Et le candidat du parti socialiste à l’élection présidentielle, qui a annoncé vouloir rencontrer au plus tôt Jean-Luc Mélenchon et Emmanuel Macron pour rassembler toute la gauche, devra déjà batailler pour convaincre tous les socialistes de le suivre. Car dès hier soir, des élus, soutiens de Manuel Valls, et des cadres de la formation socialiste, ont évoqué leur intention de rejoindre le mouvement d’Emmanuel Macron. « Les réformateurs » du PS qui ont soutenu Manuel Valls se retrouveront mardi matin pour évoquer la suite des événements. Sans attendre, le député du Cantal Alain Calmette et le député du Nord, Dominique Baert, ont franchi le rubicon dès l’annonce du résultat de la primaire pour s’engager derrière Macron, même si ce dernier, favori des sondages, n’a toujours pas présenté de programme.

« Si Benoît Hamon a gagné quelque chose hier, c’est un tube de colle. Ne lui reste plus qu’à recoller les morceaux du parti socialiste“, ironise Mickaël Tassart dans Le Courrier picard.

A droite, François Fillon aurait besoin du même accessoire pour souder son camp derrière lui, après les révélations, la semaine dernier par le Canard enchaîné, de l’emploi (fictif?) de sa femme, Pénélope Fillon, comme attachée parlementaire. Une enquête judiciaire a été ouverte et elle déterminera si Pénélope Fillon a bel et bien mérité les 500 000 euros bruts de revenus parlementaires touchés sur plusieurs années, ainsi que les 100 000 euros auprès de la Revue des deux mondes comme conseiller littéraire.

Mais les révélations se succèdent à la suite de ce qui est désormais appelé le PénélopeGate. Outre l’aveu de la rémunération de deux de ses enfants comme attachés parlementaires, François Fillon devra s’explique sur sept chèques d’un montant de 21 000 qu’il a perçu entre 2005 et 2007, prélevés sur une cagnotte du Sénat censée améliorer la rémunération des assistants parlementaires…

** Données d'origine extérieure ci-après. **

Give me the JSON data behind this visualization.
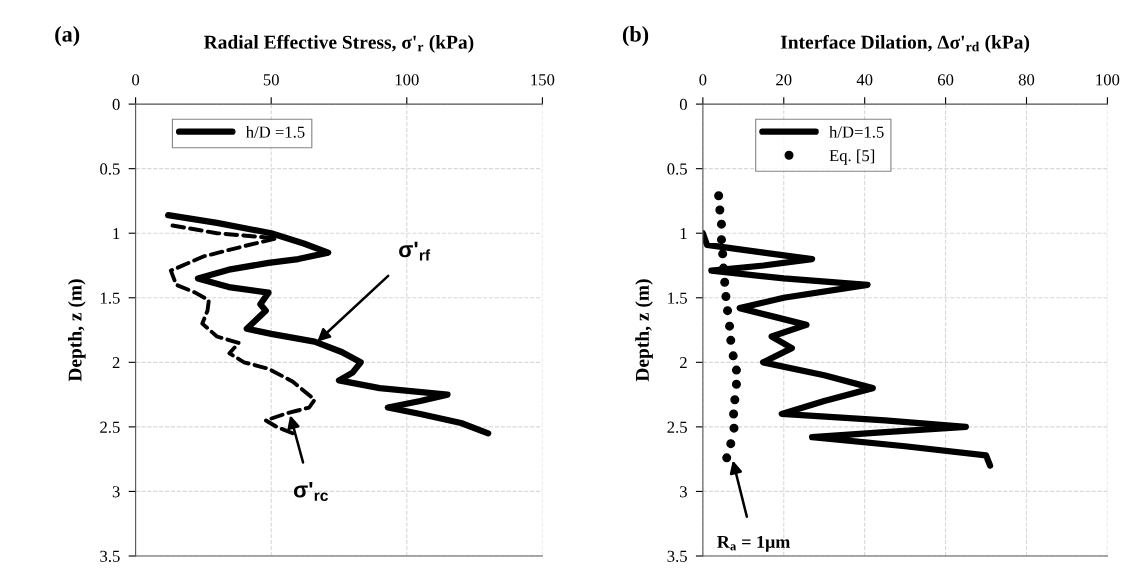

François Fillon jouait très gros, lui aussi, dimanche 29 janvier. Dans l’après-midi, il a animé un meeting prévu de longue date à la Porte de la Villette, à Paris. Et qui devait relancer sa campagne sur le champ économique. Mais François Fillon s’est retrouvé sur la défensive et a placé le débat sur le terrain affectif. Devant vous, mes amis, je veux dire à Pénélope que je l’aime et que je ne pardonnerai jamais à ceux qui ont voulu nous jeter aux loups“.

Plus incertaine que jamais, la campagne présidentielle devrait réserver encore de nombreuses surprises. Dimanche soir, un sondage Kantar Sofres-One Point pour Le Figaro, RTLet LCI, a confirmé les difficultés actuelles de François Fillon qui enregistre son plus mauvais sondage de l’année. Si Marine le Pen arrive en tête, à 25% des intentions de vote, au premier tour de la présidentielle, le candidat de la droite et du centre voit se rapprocher Emmanuel Macron dans son sillage. Les deux hommes sont maintenant a coude-à-coude à environ 21%. Depuis le début de l’année et les révélations du PénélopeGate, François Fillon a perdu six points dans les sondages. De son côté, Benoît Hamon est crédité dans ce sondage de 15% des intentions de vote. Un bond se fait au détriment de Jean-Luc Mélenchon, pointé seulement à 10%.